The one-time Sydney entertainment institution was trendily refurbished for Wednesday night's reopening party.
The Glebe hotel opposite the paceway hosted some of the world's top comedy acts and writers in the '80s and '90s and many of Sydney's up-and-coming bands.
English comic Ben Elton performed there and Hollywood star Robin Williams dropped in for one or two impromptu slots. Australian authors Peter Carey and Thomas Keneally spoke there.
Comedian Akmal once described the Harold Park as "the best venue ever".
"Not only did the Harold Park have a great atmosphere but it also attracted a very intelligent, respectful audience. It gave the opportunity to performers whose style did not suit the aggressive vibe of a typical Sydney pub, such as Andrew Denton, Stephen Abbott [The Sandman], Paul Livingstone [Flacco], Bob Downe and Mikey Robins."
Former licensee Simon Morgan said he sold and closed the pub in 1999 because Leichhardt Council refused to extend his licence to midnight. The pub will now stay open until midnight on Friday and Saturday nights.
The hotel was sold with an approved development application for serviced apartments behind the hotel, and it was presumed the pub would stay closed. It was a sad time in Sydney's entertainment scene, with many pubs closing their doors to live entertainment and embracing poker machines.
The site went through a number of hands before ending up with developers Barton Corporation - Bob Barton and his sons John and Jeff - in 2004.

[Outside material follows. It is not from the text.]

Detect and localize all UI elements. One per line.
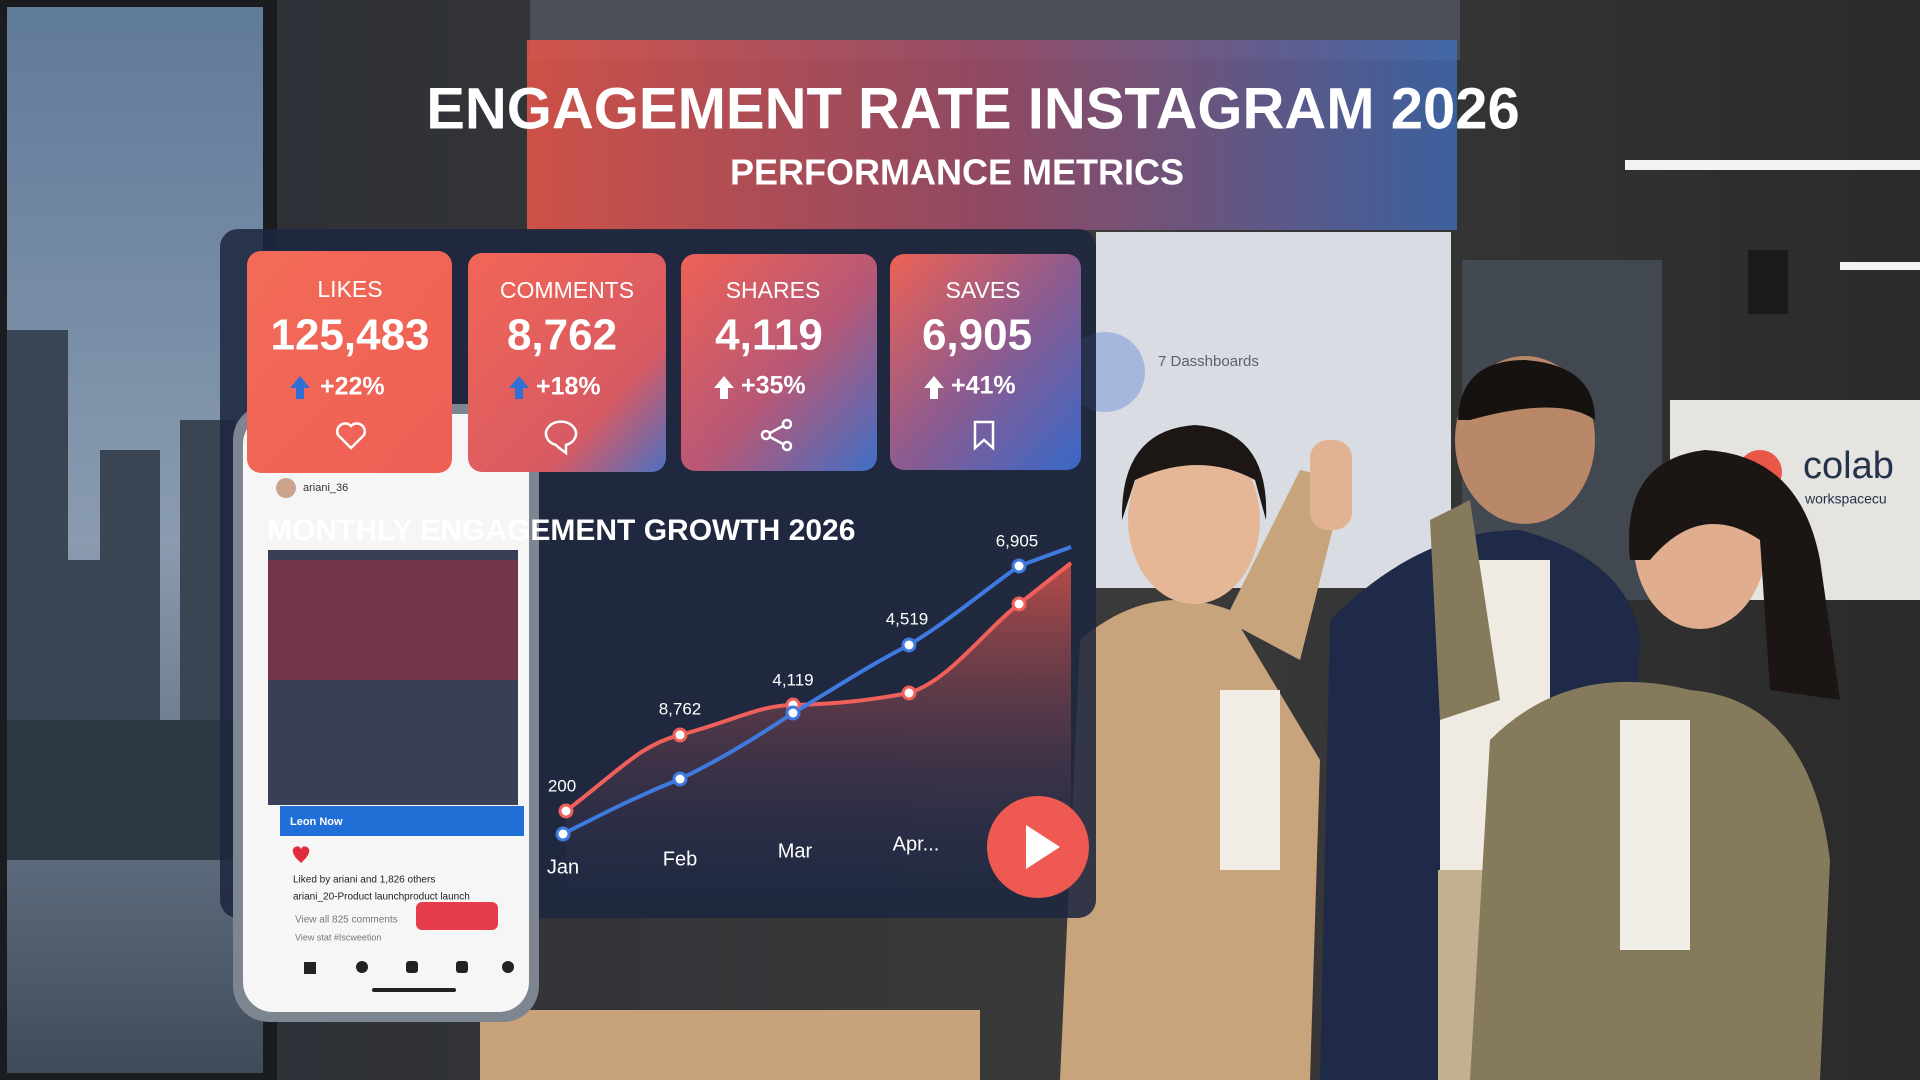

"We're gonna turn [the Harold Park Hotel] back into the way it was," John Barton, 36, said.
Comedians Chris Franklin, Pizza star Tahir and Footy Show regular Mick Meredith have already performed at the pub's free Tuesday night comedy, and Barton said there were plans to also bring back the pub's other nights, including Writers in the Park, Politics in the Pub and Poetry in the Park.

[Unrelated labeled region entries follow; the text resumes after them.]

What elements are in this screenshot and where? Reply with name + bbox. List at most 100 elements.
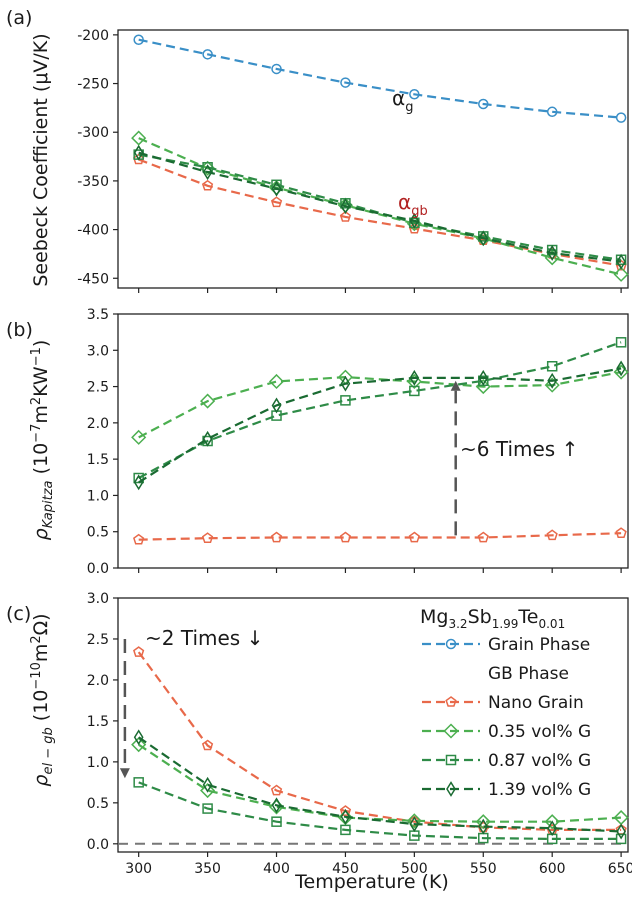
panel-1-ytick-label-2: 1.0 — [87, 488, 109, 504]
panel-0-ytick-label-4: -400 — [77, 223, 109, 239]
panel-2-series-g139-point-4 — [409, 816, 420, 833]
panel-1-series-g139-point-2 — [271, 397, 282, 414]
panel-0-series-g139-point-0 — [133, 144, 144, 161]
panel-0-series-g035-line — [138, 137, 622, 276]
legend-title-sub2: 1.99 — [492, 617, 519, 631]
panel-1-series-g035-point-0 — [131, 429, 147, 445]
panel-2-series-g139-point-3 — [340, 808, 351, 825]
panel-2-series-g087-point-1 — [202, 803, 213, 814]
panel-b-ylabel-sup2: 2 — [29, 397, 44, 405]
panel-1-series-g087-point-7 — [615, 337, 627, 348]
legend-marker-g087 — [445, 754, 457, 766]
panel-c-ylabel-rest: (10 — [30, 690, 52, 728]
panel-1-series-g139-line — [138, 367, 622, 484]
panel-1-series-nano-point-5 — [477, 531, 489, 543]
panel-2-series-g087-point-2 — [271, 816, 282, 827]
panel-1-series-g139-point-6 — [547, 372, 558, 389]
panel-0-series-grain-point-2 — [271, 63, 282, 75]
panel-1-series-g087-line — [138, 341, 622, 479]
panel-1-arrow-head — [450, 380, 461, 391]
panel-1-series-nano-point-6 — [546, 529, 558, 541]
panel-0-series-grain-point-0 — [133, 34, 144, 45]
legend-entry-1: GB Phase — [488, 664, 569, 684]
panel-2-series-g035-line — [138, 743, 622, 823]
panel-0-series-g139-point-4 — [409, 212, 420, 229]
panel-c-label: (c) — [6, 603, 31, 625]
panel-c-ylabel-end: Ω) — [30, 613, 52, 635]
alpha-g-label: αg — [392, 86, 413, 115]
panel-2-series-g139-point-1 — [202, 776, 213, 793]
panel-1-ytick-label-3: 1.5 — [87, 452, 109, 468]
panel-2-series-g139-point-6 — [547, 820, 558, 837]
panel-1-ytick-label-7: 3.5 — [87, 307, 109, 323]
panel-1-series-g087-point-4 — [409, 385, 420, 397]
panel-2-series-g087-point-7 — [615, 833, 627, 845]
panel-b-ylabel-mid: m — [30, 405, 52, 424]
panel-1-series-g035-line — [138, 371, 622, 439]
panel-0-series-g139-point-2 — [271, 180, 282, 197]
six-times-annotation: ~6 Times ↑ — [460, 437, 578, 461]
panel-1-series-g035-point-7 — [613, 364, 629, 380]
xtick-label-1: 350 — [194, 861, 221, 877]
panel-0-series-g035-point-6 — [544, 250, 560, 266]
panel-1-series-g035-point-2 — [268, 373, 285, 390]
panel-0-series-grain-point-6 — [546, 106, 558, 118]
panel-2-series-g087-line — [138, 781, 622, 841]
panel-1-series-g035-point-6 — [544, 377, 560, 393]
panel-0-ytick-label-5: -450 — [77, 271, 109, 287]
panel-c-ylabel-sup2: 2 — [29, 635, 44, 643]
xtick-label-5: 550 — [470, 861, 497, 877]
alpha-g-sub: g — [405, 100, 413, 115]
alpha-g-main: α — [392, 86, 405, 110]
panel-1-series-nano-point-0 — [133, 533, 145, 545]
legend-entry-3: 0.35 vol% G — [488, 722, 591, 742]
panel-1-series-g139-point-5 — [478, 369, 489, 386]
panel-2-series-nano-point-1 — [201, 739, 214, 751]
panel-b-ylabel-sup3: −1 — [29, 347, 44, 366]
legend-entry-4: 0.87 vol% G — [488, 751, 591, 771]
legend-title-sub1: 3.2 — [448, 617, 467, 631]
panel-c-ylabel-sub: el − gb — [41, 727, 56, 774]
panel-2-arrow-head — [119, 768, 130, 779]
panel-2-series-nano-point-2 — [270, 784, 283, 796]
panel-2-series-nano-point-0 — [133, 646, 145, 657]
legend-entry-5: 1.39 vol% G — [488, 780, 591, 800]
panel-2-series-g087-point-0 — [133, 777, 144, 788]
panel-1-series-g139-point-4 — [409, 369, 420, 386]
panel-2-series-g035-point-6 — [544, 814, 560, 830]
panel-b-label: (b) — [6, 319, 33, 341]
panel-0-series-g139-point-3 — [340, 198, 351, 215]
xtick-label-0: 300 — [125, 861, 152, 877]
panel-1-series-g139-point-0 — [133, 474, 144, 491]
legend: Mg3.2Sb1.99Te0.01 Grain Phase GB Phase Nan… — [420, 606, 591, 800]
panel-0-series-g139-point-5 — [478, 230, 489, 247]
panel-c-ylabel-rho: ρ — [30, 775, 52, 787]
legend-title: Mg3.2Sb1.99Te0.01 — [420, 606, 565, 631]
panel-0-ytick-label-3: -350 — [77, 174, 109, 190]
panel-0-series-g139-point-7 — [616, 253, 626, 270]
panel-c: 0.0 0.5 1.0 1.5 2.0 2.5 3.0 300 350 400 450 500 550 6… — [87, 591, 632, 877]
panel-2-series-nano-line — [137, 651, 622, 832]
panel-0-series-grain-point-1 — [202, 49, 213, 60]
legend-title-mg: Mg — [420, 606, 448, 628]
panel-1-series-nano-point-7 — [615, 527, 627, 538]
panel-0-series-grain-line — [138, 38, 622, 119]
panel-1-series-g087-point-3 — [340, 395, 351, 406]
panel-2-series-g139-point-5 — [478, 818, 489, 835]
panel-c-ylabel: ρel − gb (10−10m2Ω) — [29, 613, 56, 786]
panel-1-series-g139-point-1 — [202, 430, 213, 447]
panel-b: 0.0 0.5 1.0 1.5 2.0 2.5 3.0 3.5 — [87, 307, 629, 577]
panel-a-label: (a) — [6, 7, 32, 29]
panel-0-series-g139-point-1 — [202, 164, 213, 181]
panel-b-ylabel-end: ) — [30, 340, 52, 347]
panel-b-ylabel-rho: ρ — [30, 528, 52, 540]
panel-0-ytick-label-1: -250 — [77, 77, 109, 93]
panel-1-series-g139-point-3 — [340, 375, 351, 392]
panel-2-ytick-label-3: 1.5 — [87, 714, 109, 730]
panel-2-series-g139-point-0 — [133, 729, 144, 746]
legend-title-sub3: 0.01 — [538, 617, 565, 631]
panel-1-frame — [117, 313, 629, 569]
panel-2-ytick-label-4: 2.0 — [87, 673, 109, 689]
panel-1-series-nano-line — [138, 532, 622, 541]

But his motives for trying to restore the pub to its glory days aren't altruistic.
"We like cash flow," he said. "The pub's got a lot of potential. There's not many hotels you can buy that come with that sort of name. The majority people know the Comedy Club. Last Tuesday we packed it out."
The pub also hosts covers bands and plan to increase the number of poker machines from eight to 18.
That probably won't please Whitlams frontman Tim Freedman, who played a residency there in 1986 with his band Penguins on Safari and later had a hit with Blow Up the Pokies.
"I remember being down there one night when [left-wing author] Frank Hardie was speaking and the cops came for his parking fines," Freedman said. "Everyone surrounded the paddy wagon not knowing that Frank should have paid his fines. It wasn't two fines; it was $3000 worth."